I think the most dominant reason, why it is unusual to talk about this values is because historically academic publishing was done outside the internet. If a printed journal is normal media, it is not possible from a technical point of view, to measure the productivity. In contrast it is very easy for a simple online-forum which is stored in a SQL-database to analye the number of postings and the amount of Byte every user has uploaded, so for online-only media it is quite normal to get such statistics. The same is true for Wikipedia. Wikipedia was founded as an online-only publication medium, so from day 1 all kind of useful statistics were available and they were discussed in detail. Or to explain the situation from the other way around. If no machine readable database of all scientific publications is available it is not possible to ask how many papers were published in general. If the scientific community has only printed journals and a paper card-catalog it not possible to count exactly how many publications are new in the last year and how many authors have worked together for creating the content. No talking about the scientific productivity is sign, that for a pre-online publication system in which basic information like a database of bibliometric data isn't available.
Sure, in theory it is possible to visit the Library of congress and count in their catalog how much papers get published per year and note down every authorname who was active. But in reality, such a research project will fail, because the amount of information is too high. That means, it is not possible to run a SQL query against a classical card catalog.
Did classical journals invented for bibliometrics?
The assumption so far was, that classical academic publishing has to adapt their behavior into a modern form of Open Science. That means, that researchers who have published in printed journals must accept, that their productivity is measured because the internet is a must have. But what is, if the other side is right and that measuring the details was never the intention? Let us go back in the area in which classical printed journals were founded. In the 1970s a printed academic journal was the only option researchers had to publish their paper. If they had submitted in that area a manuscript they had a certain assumption about the working of a journal. That means, they have submitted the content not with the intention to distribute it worldwide in electronic form, but the idea was, that a small amount of other researchers get access to it.
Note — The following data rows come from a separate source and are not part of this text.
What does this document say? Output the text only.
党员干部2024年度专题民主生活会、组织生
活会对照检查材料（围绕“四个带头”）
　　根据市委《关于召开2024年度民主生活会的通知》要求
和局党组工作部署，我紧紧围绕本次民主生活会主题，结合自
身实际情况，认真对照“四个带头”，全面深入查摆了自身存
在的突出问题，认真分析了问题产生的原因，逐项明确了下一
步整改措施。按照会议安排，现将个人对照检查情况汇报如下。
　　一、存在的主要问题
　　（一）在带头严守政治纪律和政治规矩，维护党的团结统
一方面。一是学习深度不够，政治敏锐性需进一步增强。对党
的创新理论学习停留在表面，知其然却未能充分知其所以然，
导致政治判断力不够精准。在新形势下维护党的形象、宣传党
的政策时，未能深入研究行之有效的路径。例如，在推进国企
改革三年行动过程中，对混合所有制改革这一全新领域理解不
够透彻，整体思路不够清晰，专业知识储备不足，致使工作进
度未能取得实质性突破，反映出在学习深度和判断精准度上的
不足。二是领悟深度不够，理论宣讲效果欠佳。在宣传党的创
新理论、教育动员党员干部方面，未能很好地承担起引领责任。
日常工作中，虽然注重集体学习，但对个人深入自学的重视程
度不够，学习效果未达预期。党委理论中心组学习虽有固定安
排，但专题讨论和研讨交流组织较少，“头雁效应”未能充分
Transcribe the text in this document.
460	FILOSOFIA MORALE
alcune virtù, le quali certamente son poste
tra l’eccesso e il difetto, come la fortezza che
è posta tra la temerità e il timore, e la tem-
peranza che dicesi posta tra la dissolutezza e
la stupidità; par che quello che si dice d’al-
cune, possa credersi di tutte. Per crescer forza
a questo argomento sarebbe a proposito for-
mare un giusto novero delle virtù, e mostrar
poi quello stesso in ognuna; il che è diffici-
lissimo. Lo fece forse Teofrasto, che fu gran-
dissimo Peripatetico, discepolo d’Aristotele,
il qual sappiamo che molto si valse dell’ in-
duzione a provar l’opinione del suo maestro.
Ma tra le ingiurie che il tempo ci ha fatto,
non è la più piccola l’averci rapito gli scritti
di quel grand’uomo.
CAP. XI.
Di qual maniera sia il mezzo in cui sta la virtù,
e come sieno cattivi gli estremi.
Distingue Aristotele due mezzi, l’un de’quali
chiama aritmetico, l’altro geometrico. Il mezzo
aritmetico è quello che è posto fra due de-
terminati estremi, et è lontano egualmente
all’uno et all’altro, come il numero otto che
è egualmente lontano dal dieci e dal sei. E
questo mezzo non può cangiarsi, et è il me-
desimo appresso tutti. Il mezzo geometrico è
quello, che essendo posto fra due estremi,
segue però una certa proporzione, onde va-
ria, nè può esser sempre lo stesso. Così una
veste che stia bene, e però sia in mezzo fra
Nowadays, search engines like Google Scholar and Jstor have indexed the old journals, created machine readable bibliographies and distribute the fulltext worldwide without any costs. But, that was not the deal. At least not in the 1970's in which the authors has published their manuscript. What we see today is, that the old printed journals are used for a different purpose they were created. Perhaps this is the wrong way?
Let us imagine what the alternative is. The alternative is a new academic journal, for example PLOS one or Wikiversity Journal. Both are created as an internet only medium as default. If an author submits a manuscript there he is aware, that the content gets published online, and that other researchers will analyze the productivity in detail. The hypothesis is, that with the old traditional printed journals nothing is wrong. It is ok, if the fulltext isn't available in the internet, it is valid, if the productivity of the authors never gets evaluated. Perhaps we need new journals, which are created from the beginning for the web?
The famous example WIkipedia was mentioned earlier. From the beginning for every author it was clear, that the data are stored in an SQL database, that 7 billion people can read it, and that the productivity of any author gets measured. That was the deal, and any Wikipedia author knows it. If they are submitting an article or an update, they are aware about the consequences. From the beginning, WIkipedia was established as an Internet only project, it is accepted to send an sql query against the database to get details information about the authors.